If the existing editorial staff is cleaved to put more resources into creating highly optimized digital media, then the print report necessarily will suffer. If the paper continues concentrating on print, it likely will be out-maneuvered by digital competitors who are 100% focused on being successful in those media – and completely unabashed about aggregating content from the Times to achieve their goals, as Abramson’s predecessor, Bill Keller, noted in a widely discussed column earlier this year that oxpecked the Huffington Post for overzealous pursuit of the practice.

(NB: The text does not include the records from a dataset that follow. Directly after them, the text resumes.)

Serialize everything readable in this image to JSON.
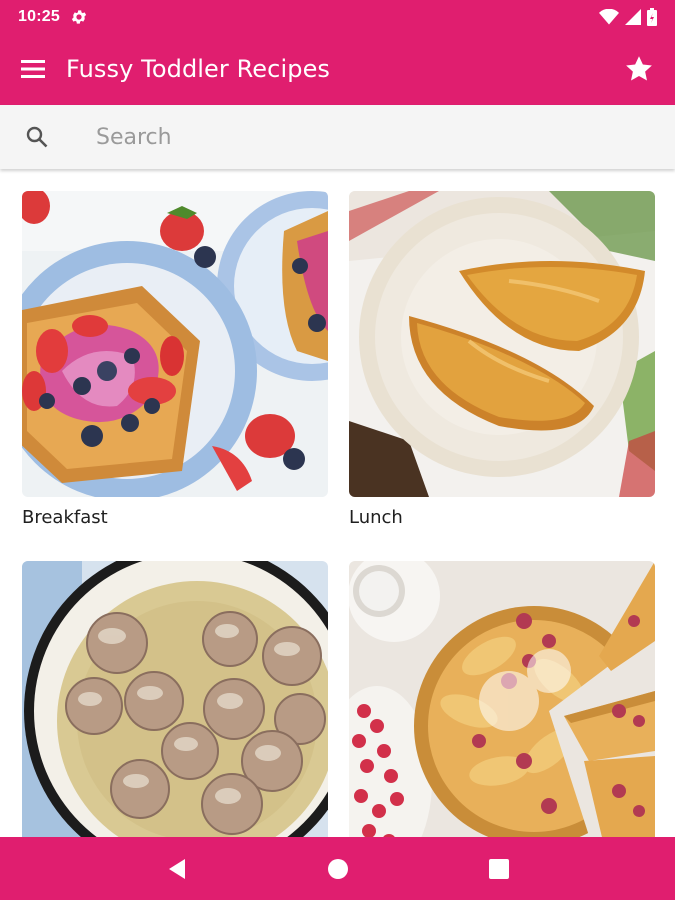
{
  "status_bar": {
    "time": "10:25",
    "icons": [
      "gear-icon",
      "wifi-icon",
      "signal-icon",
      "battery-icon"
    ]
  },
  "app_bar": {
    "title": "Fussy Toddler Recipes",
    "menu_icon": "hamburger-menu-icon",
    "action_icon": "star-icon"
  },
  "search": {
    "placeholder": "Search",
    "value": ""
  },
  "categories": [
    {
      "label": "Breakfast",
      "image": "french-toast-with-berries-photo"
    },
    {
      "label": "Lunch",
      "image": "empanadas-on-plate-photo"
    },
    {
      "label": "",
      "image": "meatballs-in-gravy-photo"
    },
    {
      "label": "",
      "image": "raspberry-tart-photo"
    }
  ],
  "nav_bar": {
    "buttons": [
      "back-icon",
      "home-icon",
      "recents-icon"
    ]
  },
  "colors": {
    "primary": "#e01e6f",
    "search_bg": "#f5f5f5",
    "text": "#202020"
  }
}
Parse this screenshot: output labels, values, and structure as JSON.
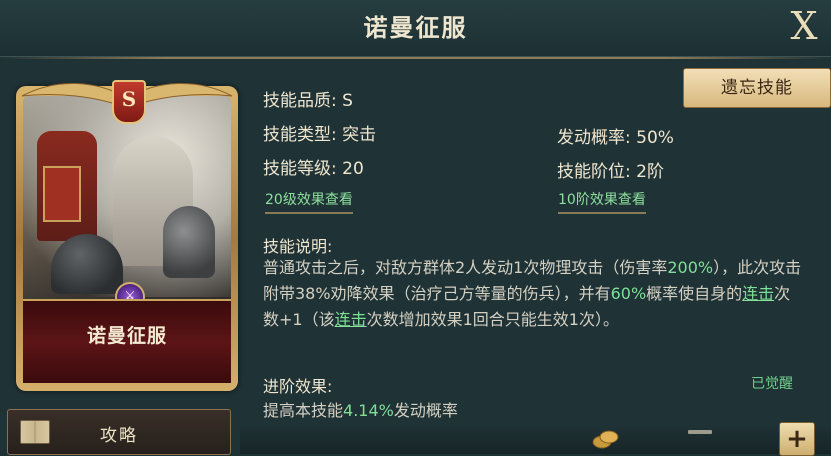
{
  "header": {
    "title": "诺曼征服",
    "close_label": "X"
  },
  "card": {
    "grade_badge": "S",
    "name": "诺曼征服",
    "emblem": "⚔"
  },
  "guide": {
    "label": "攻略",
    "icon": "book-icon"
  },
  "actions": {
    "forget_label": "遗忘技能"
  },
  "skill": {
    "quality": "技能品质: S",
    "type": "技能类型: 突击",
    "level": "技能等级: 20",
    "trigger_rate": "发动概率: 50%",
    "tier": "技能阶位: 2阶",
    "level_link": "20级效果查看",
    "tier_link": "10阶效果查看"
  },
  "description": {
    "title": "技能说明:",
    "p1": "普通攻击之后，对敌方群体2人发动1次物理攻击（伤害率",
    "v1": "200%",
    "p2": "），此次攻击附带38%劝降效果（治疗己方等量的伤兵），并有",
    "v2": "60%",
    "p3": "概率使自身的",
    "link1": "连击",
    "p4": "次数+1（该",
    "link2": "连击",
    "p5": "次数增加效果1回合只能生效1次）。"
  },
  "advance": {
    "title": "进阶效果:",
    "status": "已觉醒",
    "p1": "提高本技能",
    "value": "4.14%",
    "p2": "发动概率"
  },
  "controls": {
    "plus_label": "+"
  },
  "colors": {
    "accent_green": "#7ee096",
    "gold": "#d7b97e",
    "background": "#1f3236"
  }
}
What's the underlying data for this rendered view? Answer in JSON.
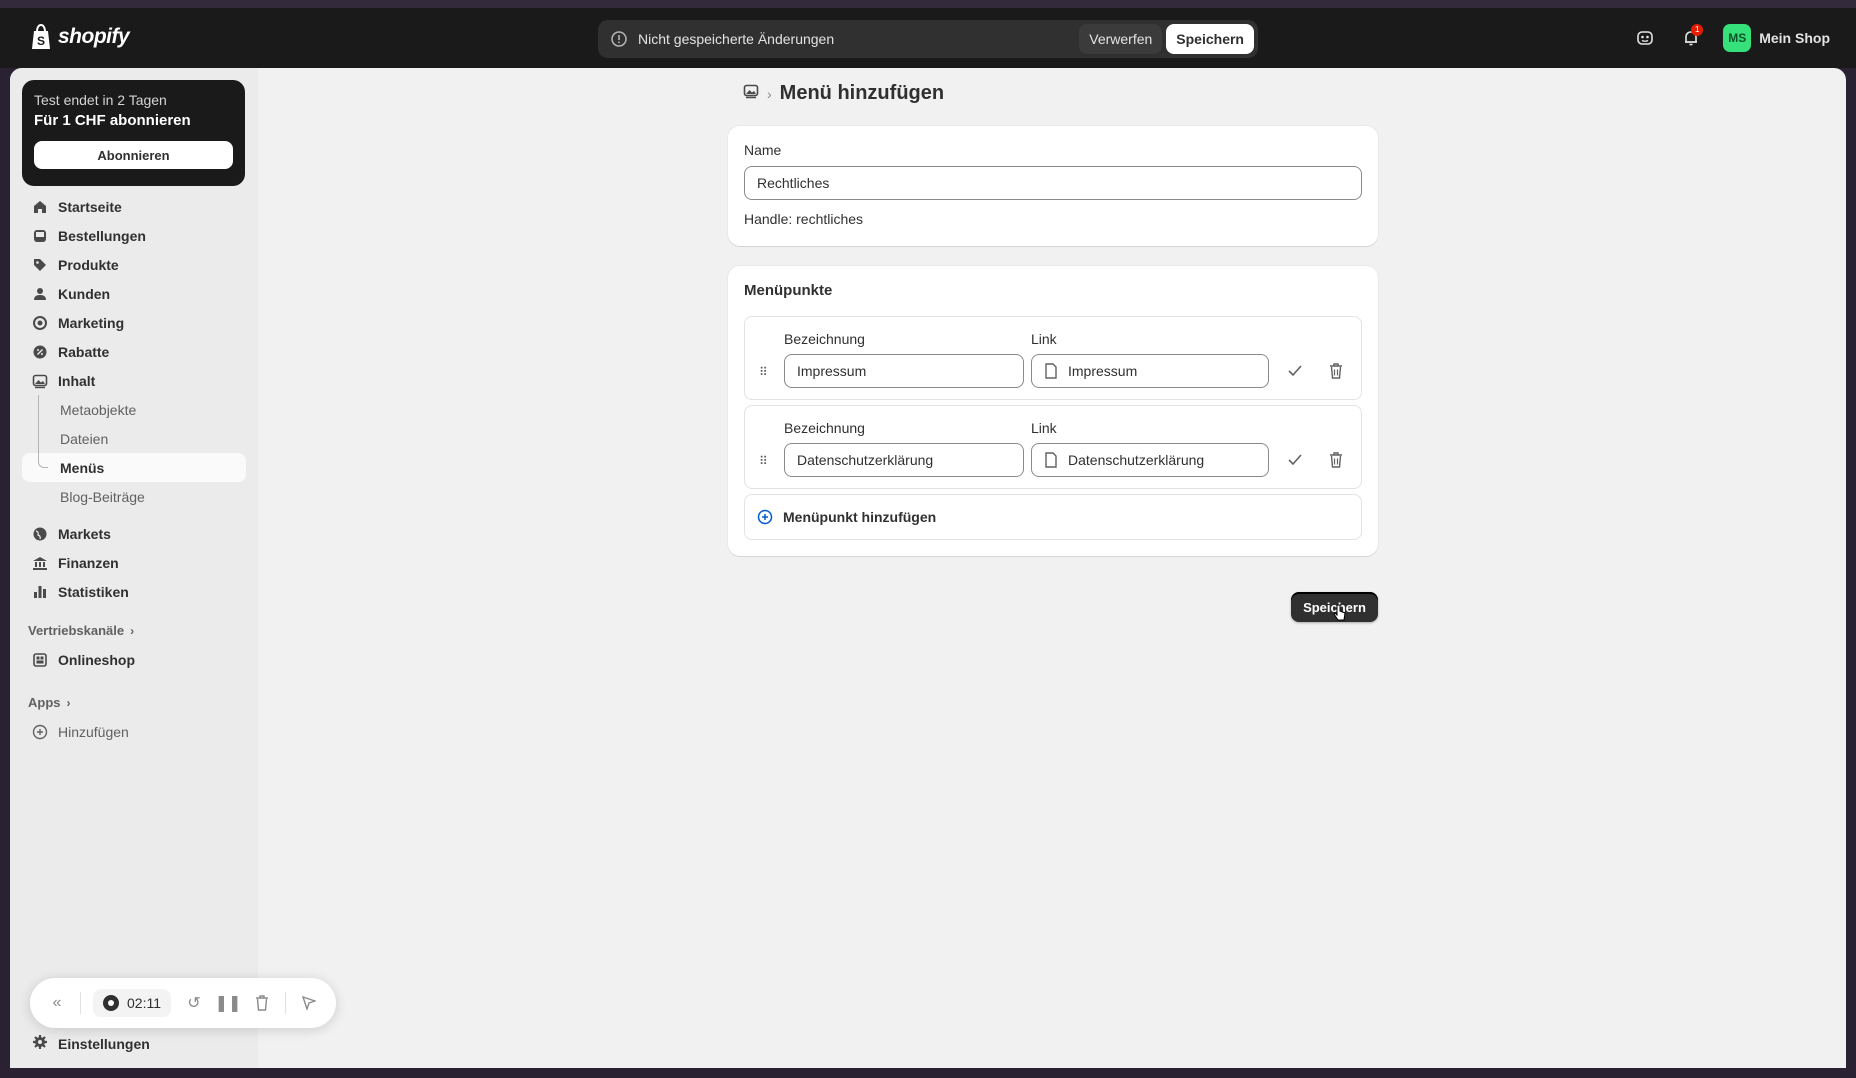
{
  "topbar": {
    "brand": "shopify",
    "unsaved_message": "Nicht gespeicherte Änderungen",
    "discard_label": "Verwerfen",
    "save_label": "Speichern",
    "notification_count": "1",
    "store_initials": "MS",
    "store_name": "Mein Shop",
    "avatar_color": "#36e07a"
  },
  "trial": {
    "line1": "Test endet in 2 Tagen",
    "line2": "Für 1 CHF abonnieren",
    "button_label": "Abonnieren"
  },
  "sidebar": {
    "items": [
      {
        "label": "Startseite",
        "icon": "home-icon"
      },
      {
        "label": "Bestellungen",
        "icon": "inbox-icon"
      },
      {
        "label": "Produkte",
        "icon": "tag-icon"
      },
      {
        "label": "Kunden",
        "icon": "person-icon"
      },
      {
        "label": "Marketing",
        "icon": "target-icon"
      },
      {
        "label": "Rabatte",
        "icon": "discount-icon"
      },
      {
        "label": "Inhalt",
        "icon": "image-icon"
      }
    ],
    "content_sub": [
      "Metaobjekte",
      "Dateien",
      "Menüs",
      "Blog-Beiträge"
    ],
    "items2": [
      {
        "label": "Markets",
        "icon": "globe-icon"
      },
      {
        "label": "Finanzen",
        "icon": "bank-icon"
      },
      {
        "label": "Statistiken",
        "icon": "chart-icon"
      }
    ],
    "sales_channels_label": "Vertriebskanäle",
    "online_store_label": "Onlineshop",
    "apps_label": "Apps",
    "add_app_label": "Hinzufügen",
    "settings_label": "Einstellungen"
  },
  "recorder": {
    "time": "02:11"
  },
  "page": {
    "title": "Menü hinzufügen",
    "name_label": "Name",
    "name_value": "Rechtliches",
    "handle_text": "Handle: rechtliches",
    "menu_items_title": "Menüpunkte",
    "menu_items": [
      {
        "label_header": "Bezeichnung",
        "link_header": "Link",
        "name": "Impressum",
        "link": "Impressum"
      },
      {
        "label_header": "Bezeichnung",
        "link_header": "Link",
        "name": "Datenschutzerklärung",
        "link": "Datenschutzerklärung"
      }
    ],
    "add_item_label": "Menüpunkt hinzufügen",
    "save_label": "Speichern"
  }
}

If unfavorable economic circumstances force cuts in the Times newsroom that are anything like those suffered at almost every other paper in the land (including its parent company’s publications in New England, the Southeast and California), the choices that Abramson faces will be starker – and more painful. But, make no mistake: The dilemma will persist even if Abramson keeps the cost-cutters at bay.

Abramson’s situation is not unlike that facing most publishers, who, on average, derive 90% of their revenues from the circulation and advertising sold in connection with their flagship print products. (The public affairs department at the NYT company failed to reply to calls and emails seeking the precise percentage of digital revenues at the Times but a bit of reverse engineering of the company’s financial statements finds that its entire publishing division derived 10.3% of its revenues from digital media in the second quarter of this year.)

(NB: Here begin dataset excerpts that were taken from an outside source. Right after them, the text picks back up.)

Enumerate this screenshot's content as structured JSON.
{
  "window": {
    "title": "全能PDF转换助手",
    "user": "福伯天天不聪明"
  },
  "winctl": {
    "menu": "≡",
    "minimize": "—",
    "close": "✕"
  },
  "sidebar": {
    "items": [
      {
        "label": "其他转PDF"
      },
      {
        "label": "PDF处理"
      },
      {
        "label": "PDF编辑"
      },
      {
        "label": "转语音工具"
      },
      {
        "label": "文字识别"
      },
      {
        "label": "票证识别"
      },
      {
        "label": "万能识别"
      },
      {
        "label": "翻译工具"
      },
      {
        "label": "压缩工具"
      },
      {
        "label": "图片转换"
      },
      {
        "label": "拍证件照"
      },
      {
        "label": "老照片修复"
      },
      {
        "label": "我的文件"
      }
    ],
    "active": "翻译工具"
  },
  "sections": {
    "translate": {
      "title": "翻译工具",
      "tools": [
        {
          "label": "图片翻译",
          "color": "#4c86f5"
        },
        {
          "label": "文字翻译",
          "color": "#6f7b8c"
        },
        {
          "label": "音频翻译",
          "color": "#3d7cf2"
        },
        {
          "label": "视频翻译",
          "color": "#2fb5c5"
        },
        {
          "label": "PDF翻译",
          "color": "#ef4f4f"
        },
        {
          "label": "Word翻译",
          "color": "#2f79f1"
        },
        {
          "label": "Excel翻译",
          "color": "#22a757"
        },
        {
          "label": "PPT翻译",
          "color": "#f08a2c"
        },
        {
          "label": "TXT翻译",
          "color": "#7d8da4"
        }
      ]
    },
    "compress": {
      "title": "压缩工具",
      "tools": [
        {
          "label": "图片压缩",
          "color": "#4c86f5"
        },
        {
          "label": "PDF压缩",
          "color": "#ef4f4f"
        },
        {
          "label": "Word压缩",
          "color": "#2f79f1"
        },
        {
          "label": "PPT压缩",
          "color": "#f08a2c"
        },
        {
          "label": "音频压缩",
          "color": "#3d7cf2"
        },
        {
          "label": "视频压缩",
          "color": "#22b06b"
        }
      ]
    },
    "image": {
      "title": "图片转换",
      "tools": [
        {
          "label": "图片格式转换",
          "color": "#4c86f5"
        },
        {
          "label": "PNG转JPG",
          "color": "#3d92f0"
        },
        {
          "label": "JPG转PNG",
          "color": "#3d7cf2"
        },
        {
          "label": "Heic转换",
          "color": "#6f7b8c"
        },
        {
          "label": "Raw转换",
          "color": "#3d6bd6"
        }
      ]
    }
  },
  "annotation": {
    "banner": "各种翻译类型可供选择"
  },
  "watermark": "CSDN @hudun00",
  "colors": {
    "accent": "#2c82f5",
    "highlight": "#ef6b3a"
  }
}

With most demographic and commercial trends suggesting that print readership and advertising revenues will continue to decline as the Boomer generation rides into the sunset, newspapers today rely on the print product not only to keep the lights on but also to fund the innovation they hope will successfully transition their franchises to an increasingly digi-centric world.

But the stakes in this balancing act are higher for the NYT than most publishers because the growing success of its digital product – it is the top pure-play news site in ComScore rankings – could cut deeply into the sale of the print version of the national edition that is responsible for some 60% of the newspaper’s circulation.

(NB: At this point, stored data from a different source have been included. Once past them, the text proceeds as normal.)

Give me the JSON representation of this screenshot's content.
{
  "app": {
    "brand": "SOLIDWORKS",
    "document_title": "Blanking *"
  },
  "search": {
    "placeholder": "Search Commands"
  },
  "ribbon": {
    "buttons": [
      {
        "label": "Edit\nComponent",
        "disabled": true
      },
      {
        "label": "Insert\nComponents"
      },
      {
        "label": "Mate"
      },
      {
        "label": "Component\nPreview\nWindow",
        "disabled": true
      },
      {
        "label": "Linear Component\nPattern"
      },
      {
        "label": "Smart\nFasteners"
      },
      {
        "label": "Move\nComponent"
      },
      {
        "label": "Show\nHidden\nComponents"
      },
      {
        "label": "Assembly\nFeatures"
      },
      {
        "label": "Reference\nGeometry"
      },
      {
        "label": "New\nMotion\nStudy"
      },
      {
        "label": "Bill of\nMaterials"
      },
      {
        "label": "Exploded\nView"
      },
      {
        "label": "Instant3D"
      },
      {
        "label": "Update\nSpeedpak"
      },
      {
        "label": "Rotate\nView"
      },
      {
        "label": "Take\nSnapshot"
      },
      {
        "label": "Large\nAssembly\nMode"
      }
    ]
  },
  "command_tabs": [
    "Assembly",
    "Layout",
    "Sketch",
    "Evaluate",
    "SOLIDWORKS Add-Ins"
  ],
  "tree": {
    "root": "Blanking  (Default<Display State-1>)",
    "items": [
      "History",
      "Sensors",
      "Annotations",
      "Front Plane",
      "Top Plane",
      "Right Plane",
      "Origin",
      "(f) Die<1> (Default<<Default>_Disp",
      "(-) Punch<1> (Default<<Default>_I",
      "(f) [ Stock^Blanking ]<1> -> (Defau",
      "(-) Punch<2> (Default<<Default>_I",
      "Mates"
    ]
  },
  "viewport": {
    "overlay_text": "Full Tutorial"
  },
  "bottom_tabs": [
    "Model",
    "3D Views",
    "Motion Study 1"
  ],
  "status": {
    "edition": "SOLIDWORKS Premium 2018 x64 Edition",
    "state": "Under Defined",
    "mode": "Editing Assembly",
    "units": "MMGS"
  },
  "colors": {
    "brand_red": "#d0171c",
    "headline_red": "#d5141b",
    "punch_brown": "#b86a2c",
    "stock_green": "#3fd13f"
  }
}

The most recent audits show that total average circ for the Times is 916,911 on weekdays and 1.3 million on Sunday, meaning that 550,000 daily subscribers and 780,000 Sunday readers live out here in the hinterlands where it costs nearly $1,000 a year to buy the national print edition of the Times.

It’s a fair bet that the people who faithfully read the national print edition of the Times are not only thoughtful and wealthy but also increasingly comfortable with consuming news on such devices as computers, smart phones and iPads.

The more they doodle with the various digital incarnations of the Times, the faster the national readers will realize that nearly the all the news that fits in print is not only immediately at hand in pixels but also available before the presses even start to roll.

Out here on the Left Coast, I scan the stories in the next day’s NYT on my iPhone before I go to sleep. When I fish the fish-wrap edition out of the blue baggie on my doorstep in the morning, the news looks awfully old to me. Like most modern individuals who care about what’s happening in the world, I check NYTimes.Com and other sites throughout the day to catch up on the news.

So, why spend $1,015.56 a year for the print edition at full cover price plus 8.5% sales tax in San Francisco, when you can get the all-you-can-eat digital package for $455 a year?

Or, you can do what my 72-year-old brother in law does in Michigan. A distinguished and erudite lawyer who retired a few years ago as the head of a major Chicago firm, the first thing he used to do every morning – rain, sleet or snow be damned – was jump in his car to buy the New York Times.

Even though he managed to avoid using Dictaphones, Selectric typewriters, PCs and cell phones throughout his career, he got a Nook about a year ago, which he now uses for everything from reading books to surfing the web to doing Sudoku.

“I don’t have to buy the Times any more,” he says. “You can read 20 articles a month for free on their website and catch up with summaries of the rest on Huffington Post.”

If the New York Times could lose him as a paying customer, it could lose anyone.

That’s the challenge Abramson faces in her new job.